Been having some setup issues... new stream link https://youtu.be/1yLBj6kYTKc

pez 2020-12-10T12:20:36.066900Z

I went for combinatorics and found this solution which runs in 1ms with my input data: 

(defn ! [n]
  (reduce *' (range 1 (inc n))))

(defn combinations [n r]
  (if (= 1 n)
    0
    (let [n! (! n)
          r! (! r)
          r-n! (! (- n r))]
      (/ n! (* r! r-n!)))))

(->> parsed-input
     (sort)
     (cons 0)
     (#(concat % [(+ 3 (last %))]))
     (partition 2 1)
     (map #(- (second %) (first %)))
     (partition-by identity)
     (keep #(seq (filter #{1} %)))
     (map count)
     (map #(inc (combinations % 2)))
     (apply *))
(Maybe I should memoize the factorial function? But doesn’t much matter on my input maybe, where the longest 1-distance streaks are 7.)

plexus 2020-12-10T13:04:00.067200Z

got a solution now as well, much more complex then it needs to be, but also runs in ~2ms

plexus 2020-12-10T13:05:48.067500Z

reusing my earlier combos function, but only applied to sections of the input. Basically I look for elements that can't be removed, use those to split the input in two parts, do that recursively until I can't split it further, then count the combinations for the parts and multiply them.

plexus 2020-12-10T13:06:10.067700Z

(defn divide [input]
  (let [split-points (remove #(can-be-removed? input %) (range 1 (dec (count input))))]
    (if (seq split-points)
      (let [split-idx (long (nth split-points (quot (count split-points) 2)))
            left (take (inc split-idx) input)
            right (drop split-idx input)]
        [left right])
      (combos (vec input) 1))))

(defn conquer [input]
  (let [parts (divide input)]
    (if (number? parts)
      parts
      (apply * (map conquer parts)))))

(time 
 (let [input (add-boundaries real-input)]
   (conquer input)))
;; => 396857386627072

pez 2020-12-10T13:07:02.067900Z

It’s quite similar to what I do. Even though I do not actually do it.

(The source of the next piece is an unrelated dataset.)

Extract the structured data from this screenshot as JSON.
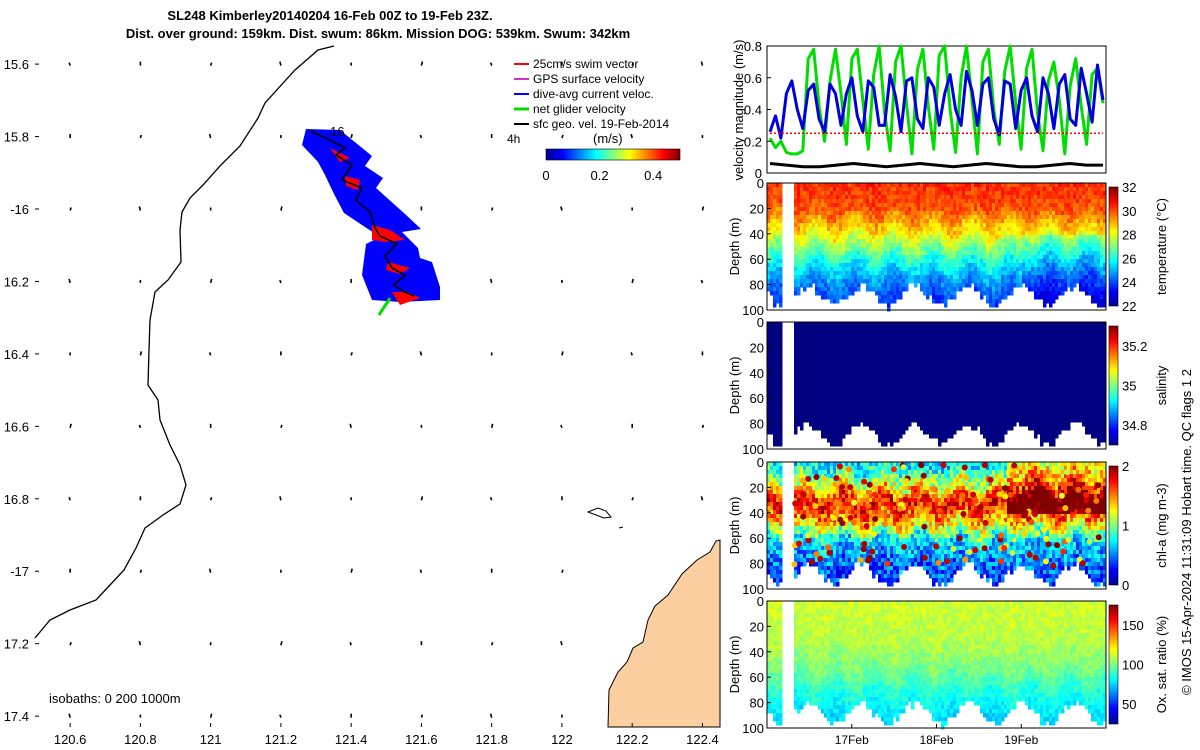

pez 2020-12-10T13:11:45.068100Z

However, my solution relies on the fact that there are never gaps other than 3 or 1. Not sure you can actually assume that from the problem description…

plexus 2020-12-10T13:12:36.068300Z

hah, I don't think they specify that. that would make it easier I guess

pez 2020-12-10T13:17:05.068500Z

That’s how the input data looks. ¯\(ツ)

pez 2020-12-10T20:49:00.068700Z

Criterium reports 140 µs for my solution actually. So it’s worth doing it the mathy way, I think.